Accueillir un enfant pour quelques mois ou des années

C'est l'engagement pris par quelques 150 familles d'accueil dans le canton de Fribourg. Avec des difficultés mais aussi de grandes joies.

Isabella et son mari, parents de trois enfants, forment une famille d'accueil dans la Broye. © KEYSTONE

Le canton compte en tout 152 familles d'accueil pour 160 enfants placés. Comme le précise Stéphane Quéru, chef du Service l'enfance et de la jeunesse (SEJ), la majorité des placements sont intrafamiliaux. Oncles, tantes ou encore grands-parents sont en effet désignés pour prendre en charge l'enfant à la place de ses parents, pour des raisons diverses: une impossibilité à assumer le rôle parental, mais aussi parfois pour des motifs organisationnels.

Il y a aussi des familles engagées par des organismes professionnels de placement, dont le siège se trouve souvent hors du territoire fribourgeois et qui placent des enfants venant d'autres cantons. Et puis enfin, il y a les familles d'accueil spontanées, 45 en tout, qui comme Isabella, se mettent à disposition pour accueillir un jeune. 
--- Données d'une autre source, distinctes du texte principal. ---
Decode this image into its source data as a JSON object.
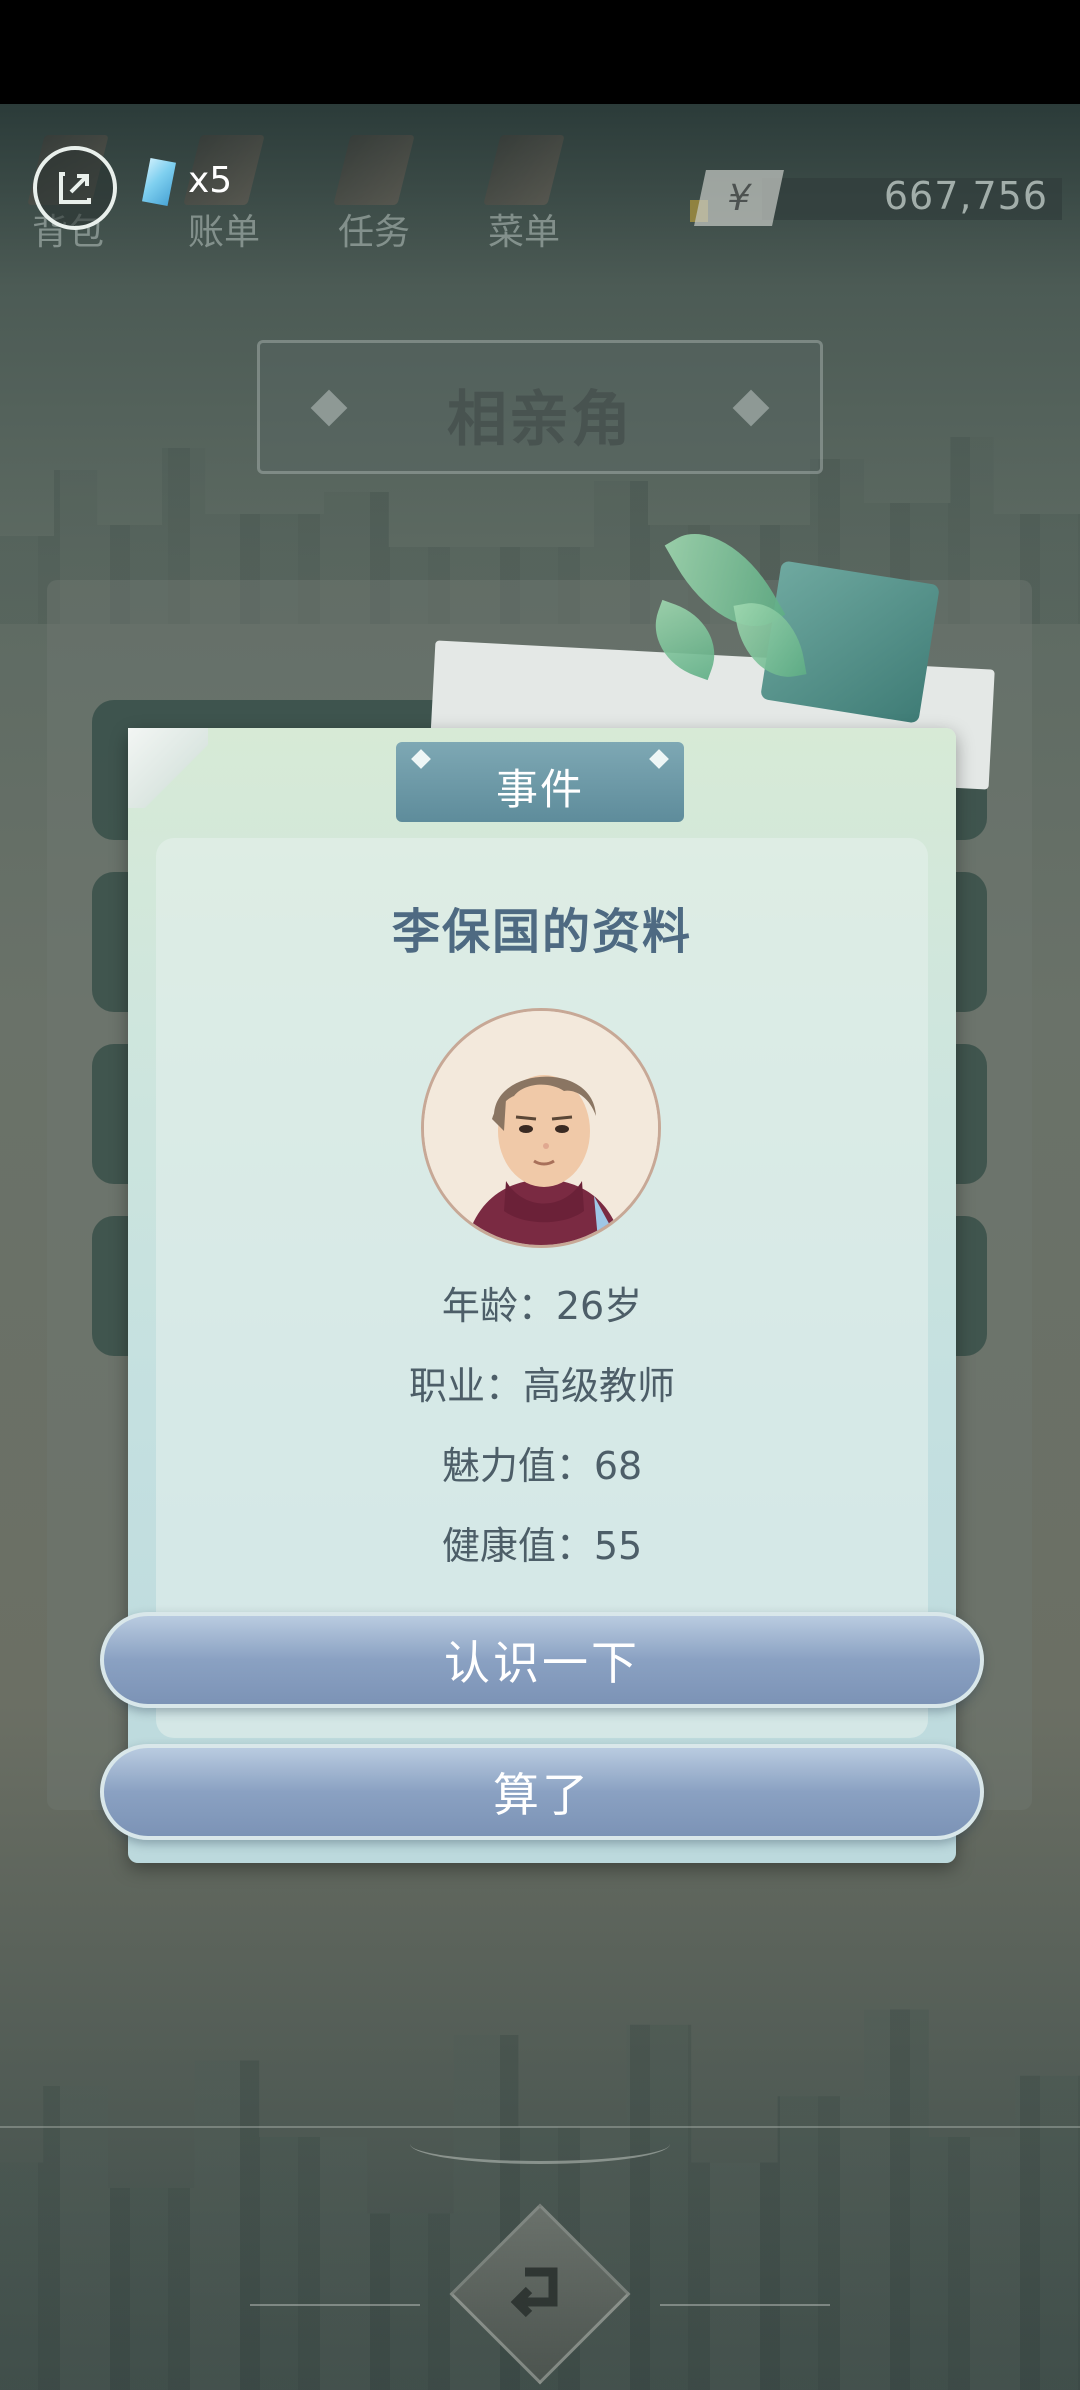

En plus de ses trois enfants, une ado et deux jeunes garçons, cette Broyarde et son mari s'occupent depuis juillet dernier d'une petite fille de 6 ans, "souriante, bien dans sa peau et dégourdie". Si la petite ne "se lâche pas encore complètement", les relations sont "chaleureuses".

Un choix qu'ils ont fait il y a 3 ans. L'idée leur trottait dans la tête depuis un moment. Et puis une émission sur le sujet les a décidés. "On a eu des familles qui se sont bien occupées de nous, explique la Broyarde, on a pu bien grandir. On s'estime heureux d'avoir ce qu'on a, d'avoir une maison et de la place. J'ai le temps. Je veux être là pour mes enfants, alors pourquoi ne pas être là pour un enfant en plus", indique-t-elle.

Transmettre de l'amour

C'est ce que souhaite Isabella avec la petite dont elle a désormais la charge. "On essaie de lui donner ce cocon qu'elle n'a pas. C'est encore un petit peu difficile mais le plus important c'est qu'on soit là, à l'écoute, pour le petit câlin du soir, pour donner la main quand c'est nécessaire." Pour ses propres enfants, la situation n'est pas évidente. Son dernier fils, âgé de 9 ans, a perdu son statut de petit dernier. Il faut que chacun retrouve son équilibre.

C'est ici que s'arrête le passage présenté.